A seven-member panel of the apex court will give certainty to the issue when it delivers a judgement on a suit challenging the constitutionality of the First Deputy Speaker, Mr Joseph Osei-Owusu, in counting himself as an MP when he presided over the passage of the 2022 budget on November 30, 2021.
The action by Mr Osei-Owusu in counting himself as an MP enabled the Majority in Parliament to form the right quorum under Article 104(1) in order to pass the budget.
A lawyer and law lecturer, Justice Abdullai, who filed the suit, is asking the Supreme Court to interpret Articles 102 and 104 of the 1992 Constitution and declare the action of Mr Osei Owusu as unconstitutional.
He also wants the Supreme Court to declare the whole proceedings in Parliament on November 30, 2021 which led to passage of the 2022 budget as unconstitutional.
However, the Attorney-General (A-G), Mr Godfred Yeboah Dame, in a defence on behalf of the state, argues that there is no express provision in the 1992 Constitution that stops a Deputy Speaker presiding over proceedings from voting or counting himself as part of MPs present in order to form the right quorum.
The plaintiff is of the view that the 1992 Constitution does not allow a person presiding over proceedings in Parliament to have an original or casting vote, or to be part of a quorum.
In support of his case, he relies on Article 102 of the 1992 Constitution which provides that “a quorum of Parliament, apart from the person presiding, shall be one-third of all Members of Parliament”, and Article 104 (1) which provides that matters in Parliament “shall be determined by votes of majority members present and voting, with at least half of all members of Parliament present.”

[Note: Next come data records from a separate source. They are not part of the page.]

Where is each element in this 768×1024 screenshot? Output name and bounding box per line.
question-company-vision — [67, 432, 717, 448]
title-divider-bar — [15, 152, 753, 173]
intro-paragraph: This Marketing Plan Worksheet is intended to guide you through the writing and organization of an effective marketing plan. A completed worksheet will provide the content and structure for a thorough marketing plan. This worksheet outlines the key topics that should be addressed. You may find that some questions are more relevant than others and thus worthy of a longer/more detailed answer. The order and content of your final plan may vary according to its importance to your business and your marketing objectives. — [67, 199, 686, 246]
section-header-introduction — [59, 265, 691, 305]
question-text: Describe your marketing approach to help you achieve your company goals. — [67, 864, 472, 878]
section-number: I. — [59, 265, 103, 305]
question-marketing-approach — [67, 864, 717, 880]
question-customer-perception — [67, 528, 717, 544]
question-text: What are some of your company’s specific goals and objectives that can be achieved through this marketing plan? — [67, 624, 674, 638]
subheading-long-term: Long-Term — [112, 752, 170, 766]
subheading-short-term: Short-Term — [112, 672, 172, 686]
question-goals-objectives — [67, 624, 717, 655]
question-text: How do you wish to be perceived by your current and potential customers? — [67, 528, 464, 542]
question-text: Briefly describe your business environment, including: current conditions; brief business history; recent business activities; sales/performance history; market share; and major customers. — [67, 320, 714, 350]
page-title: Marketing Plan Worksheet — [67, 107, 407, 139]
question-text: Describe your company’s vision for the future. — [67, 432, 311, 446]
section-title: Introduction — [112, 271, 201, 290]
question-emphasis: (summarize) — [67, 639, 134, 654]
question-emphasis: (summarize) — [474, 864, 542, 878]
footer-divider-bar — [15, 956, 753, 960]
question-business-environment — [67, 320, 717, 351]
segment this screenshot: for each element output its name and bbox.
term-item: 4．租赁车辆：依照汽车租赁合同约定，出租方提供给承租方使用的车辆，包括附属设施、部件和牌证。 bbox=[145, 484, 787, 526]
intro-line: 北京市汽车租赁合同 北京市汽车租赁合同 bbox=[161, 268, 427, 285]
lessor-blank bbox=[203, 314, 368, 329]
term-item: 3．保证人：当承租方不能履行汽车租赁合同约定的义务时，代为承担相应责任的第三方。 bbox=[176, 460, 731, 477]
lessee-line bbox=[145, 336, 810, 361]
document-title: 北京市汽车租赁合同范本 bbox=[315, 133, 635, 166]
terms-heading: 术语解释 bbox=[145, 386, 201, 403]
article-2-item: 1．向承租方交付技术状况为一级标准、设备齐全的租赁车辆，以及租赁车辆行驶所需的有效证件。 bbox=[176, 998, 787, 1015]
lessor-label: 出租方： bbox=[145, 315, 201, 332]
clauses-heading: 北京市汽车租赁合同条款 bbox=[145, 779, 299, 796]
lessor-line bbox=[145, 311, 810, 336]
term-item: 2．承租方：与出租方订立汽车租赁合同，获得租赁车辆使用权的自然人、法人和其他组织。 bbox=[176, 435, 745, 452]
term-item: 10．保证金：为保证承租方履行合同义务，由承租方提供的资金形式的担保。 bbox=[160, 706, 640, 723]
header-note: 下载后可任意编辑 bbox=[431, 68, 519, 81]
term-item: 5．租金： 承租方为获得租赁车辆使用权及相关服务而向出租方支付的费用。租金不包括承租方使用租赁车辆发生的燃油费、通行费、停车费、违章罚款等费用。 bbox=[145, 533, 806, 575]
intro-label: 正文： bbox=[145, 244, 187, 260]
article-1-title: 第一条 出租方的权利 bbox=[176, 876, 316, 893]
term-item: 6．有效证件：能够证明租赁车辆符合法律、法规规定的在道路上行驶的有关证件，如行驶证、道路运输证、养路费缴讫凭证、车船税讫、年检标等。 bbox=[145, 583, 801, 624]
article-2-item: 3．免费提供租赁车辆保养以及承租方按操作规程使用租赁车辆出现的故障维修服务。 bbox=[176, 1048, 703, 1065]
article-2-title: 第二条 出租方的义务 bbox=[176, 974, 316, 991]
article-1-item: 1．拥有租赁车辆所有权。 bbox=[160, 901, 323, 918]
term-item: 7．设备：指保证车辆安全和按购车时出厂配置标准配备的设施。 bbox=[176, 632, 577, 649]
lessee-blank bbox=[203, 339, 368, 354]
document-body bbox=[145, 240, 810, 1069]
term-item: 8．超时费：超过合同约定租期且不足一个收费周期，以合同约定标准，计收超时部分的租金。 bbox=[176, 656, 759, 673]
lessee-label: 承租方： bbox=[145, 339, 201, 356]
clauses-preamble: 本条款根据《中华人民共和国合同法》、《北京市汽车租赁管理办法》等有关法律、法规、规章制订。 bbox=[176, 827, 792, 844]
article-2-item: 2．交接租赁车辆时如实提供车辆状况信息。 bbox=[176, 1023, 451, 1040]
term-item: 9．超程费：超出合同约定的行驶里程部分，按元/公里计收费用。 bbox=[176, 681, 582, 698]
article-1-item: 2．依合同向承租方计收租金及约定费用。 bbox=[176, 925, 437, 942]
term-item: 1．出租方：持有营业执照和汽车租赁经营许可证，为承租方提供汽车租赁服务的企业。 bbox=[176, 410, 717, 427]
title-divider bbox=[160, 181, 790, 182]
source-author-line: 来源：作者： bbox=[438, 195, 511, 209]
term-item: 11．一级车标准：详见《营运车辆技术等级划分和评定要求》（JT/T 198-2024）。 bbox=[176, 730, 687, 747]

He also cites Article 104 (2) of the 1992 Constitution which stipulates that: “The Speaker shall have neither original nor casting vote.”
It is the case of Mr Abdulai that the First or Second Deputy Speakers of Parliament, when presiding, have the “same authority and mandate just like the Right Honourable Speaker”, and therefore cannot vote or be part of the quorum.
The A-G disagreed with the plaintiff and argues that the quorum in Parliament formed under Article 102 is different from the quorum formed under Article 104 of the 1992 Constitution.
It is the case of Mr Dame that the quorum under Article 102 is for the conduct of business in Parliament, and that is why Article 102 provides that it should be one-third of members.
“Given that Parliament presently is made up of 275 members, the quorum under Article 102 for the conduct of its business is 92 MPs,” the A-G submitted.
According to the A-G, based on the clear provision of Article 102, any person presiding, either the Speaker or Deputy Speakers, is precluded from being part of that quorum.
On the other hand, the A-G is of the view that the quorum under Article 104 (1) which deals with the determination of matters through voting in Parliament requires at least half of all MPs, and such a quorum is not the same as the one in Article 102.
Mr Dame contends that unlike Article 102 which precludes a “person presiding” from being part of the quorum, Article 104 (2) specifically precludes “The Speaker”.
The A-G, therefore, holds the position that only the person elected as “The Speaker” of Parliament is barred from forming part of the quorum under Article 104 when presiding, and not Deputy Speakers who preside over proceedings.